I tried plugging it into another machine to flash a new image to eMMC but it won’t respect the three quick presses of the function key. The blue led lights ever so briefly and then it continues to attempt to boot normally - it returns to the boot loop.
Trying Krescue (tested on another VIM3 as working) results in one of the two attached images 90% of the time. 10% it starts Krescue but within 10seconds it locks up.
On one of the few occasions Krescue started, I got it to start restoring an image before it became unresponsive. The progress bar didn’t move and the write speed was 0 however the cumulative time kept counting and the estimated time to completion went up and up and up. It never wrote any data according to the UI.
It appears to have died. It’s less than a week old! Should I return it or is there hope?
(I’ve got images of two different failure modes but being a new user I’m only allowed to upload 1)
I’ve tried booting from the SD without pressing the function button. I get exactly the same issues. Either the VIM3 crashes producing one of the two images I’ve now uploaded, or it freezes within seconds of Krescue starting. It is impossible to run the EMMc test because it doesn’t stay functioning long enough to navigate to the test.
I’ve also tried a number of power supplies. Sadly this makes no difference either. I have 4 x VIM3 and all except this one work 100% off all of the power supplies tested. Only this unit crashes every time.
I’ve attached the image showing the other crash message on startup of the Krescue.
I will try later this evening with a clean build of the Krescue SD card however, the card boots perfectly my other VIM3 units.
I believe I’ve found the issue! It is thermal. When I came back to do more tests it was 100% fine … briefly!
I managed to get it to boot Krescue and erased the eMMC through the advanced menu. I was 10% of the way through loading a new image onto it when it froze once again. As usual, the flashing heartbeat led had stopped.

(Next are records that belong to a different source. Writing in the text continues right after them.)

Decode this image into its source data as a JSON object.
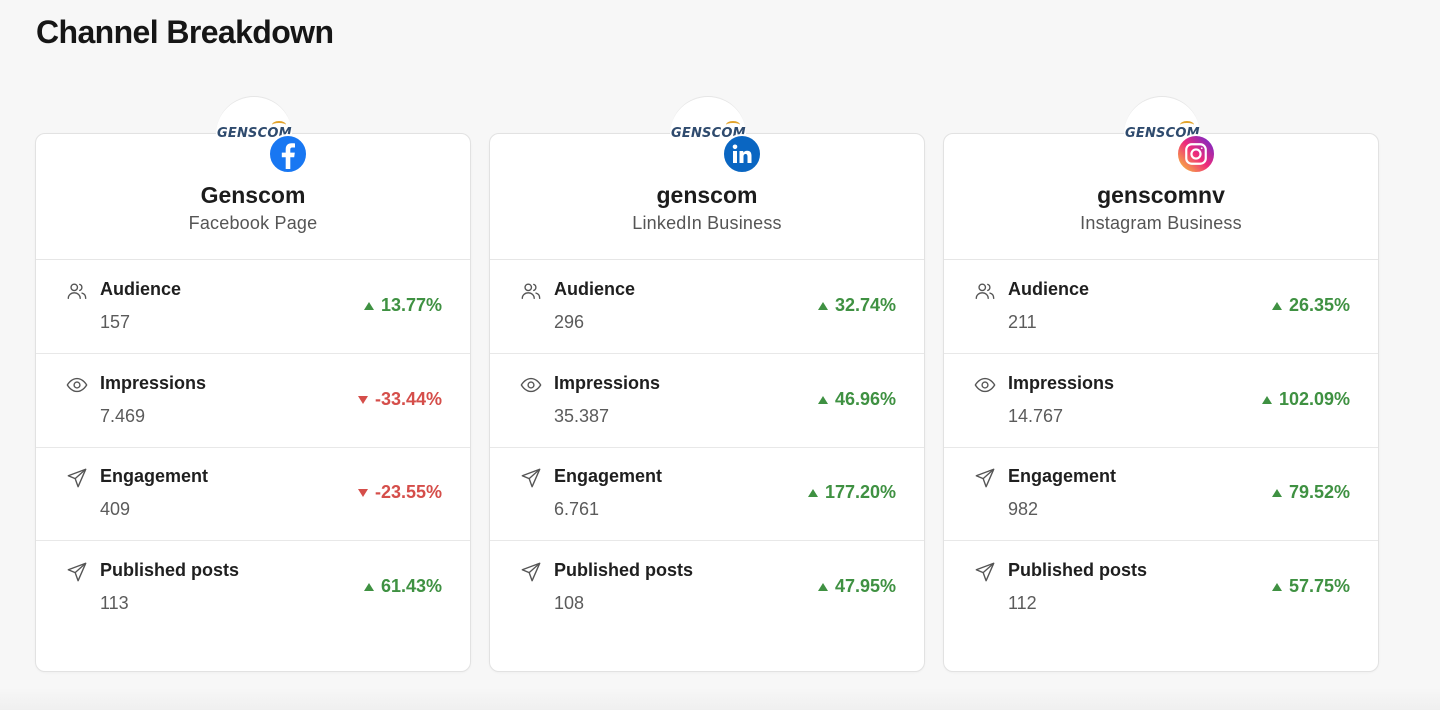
{
  "page": {
    "title": "Channel Breakdown"
  },
  "channels": [
    {
      "logo_text": "GENSCOM",
      "platform_icon": "facebook-icon",
      "name": "Genscom",
      "type": "Facebook Page",
      "metrics": [
        {
          "icon": "users-icon",
          "label": "Audience",
          "value": "157",
          "change": "13.77%",
          "direction": "up"
        },
        {
          "icon": "eye-icon",
          "label": "Impressions",
          "value": "7.469",
          "change": "-33.44%",
          "direction": "down"
        },
        {
          "icon": "paper-plane-icon",
          "label": "Engagement",
          "value": "409",
          "change": "-23.55%",
          "direction": "down"
        },
        {
          "icon": "paper-plane-icon",
          "label": "Published posts",
          "value": "113",
          "change": "61.43%",
          "direction": "up"
        }
      ]
    },
    {
      "logo_text": "GENSCOM",
      "platform_icon": "linkedin-icon",
      "name": "genscom",
      "type": "LinkedIn Business",
      "metrics": [
        {
          "icon": "users-icon",
          "label": "Audience",
          "value": "296",
          "change": "32.74%",
          "direction": "up"
        },
        {
          "icon": "eye-icon",
          "label": "Impressions",
          "value": "35.387",
          "change": "46.96%",
          "direction": "up"
        },
        {
          "icon": "paper-plane-icon",
          "label": "Engagement",
          "value": "6.761",
          "change": "177.20%",
          "direction": "up"
        },
        {
          "icon": "paper-plane-icon",
          "label": "Published posts",
          "value": "108",
          "change": "47.95%",
          "direction": "up"
        }
      ]
    },
    {
      "logo_text": "GENSCOM",
      "platform_icon": "instagram-icon",
      "name": "genscomnv",
      "type": "Instagram Business",
      "metrics": [
        {
          "icon": "users-icon",
          "label": "Audience",
          "value": "211",
          "change": "26.35%",
          "direction": "up"
        },
        {
          "icon": "eye-icon",
          "label": "Impressions",
          "value": "14.767",
          "change": "102.09%",
          "direction": "up"
        },
        {
          "icon": "paper-plane-icon",
          "label": "Engagement",
          "value": "982",
          "change": "79.52%",
          "direction": "up"
        },
        {
          "icon": "paper-plane-icon",
          "label": "Published posts",
          "value": "112",
          "change": "57.75%",
          "direction": "up"
        }
      ]
    }
  ],
  "colors": {
    "positive": "#3f9142",
    "negative": "#d54e4a",
    "facebook": "#1877f2",
    "linkedin": "#0a66c2"
  }
}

I tried again with Krescue but every time it failed or locked up on Krescue start. By now I was suspicious (I’ve a background in software and electronics). I left it for 10 minutes and sure enough all was OK for around 5 mins. Then it crashed again.
Once warm (i.e. it has been powered in the last 5 minutes), It will start an eMMC full erase but freezes before it completes. If you boot immediately after that it crashes on Krescue boot. If you leave it 5 minutes to cool off, you can try again but it will freeze within 5 minutes of applying power.
This does not appear to be a software issue. There is no consistency in when it crashes or what you’re doing when it crashes. There is a far greater correlation with how long the device has been powered.
On one of numerous screenshots I see:
thermal thermal_zome0: binding zone soc_thermal with cdev thermal-cpufreq-0 failed:-22
I’m using the Khadas passive heatsink right now. When it initially failed I was using the Khadas heatsink with fan and the fan worked fine. I also had the new expansion board and a Samsung EVO SSD that worked perfectly. I’ve removed both card and SSD to minimize potentially faulty components. It didn’t make a difference.
Tomorrow I’ll try replacing the thermal pads although even with no heatsink, I would expect the SoC to throttle and stay within acceptable thermal tolerances. Is that not correct?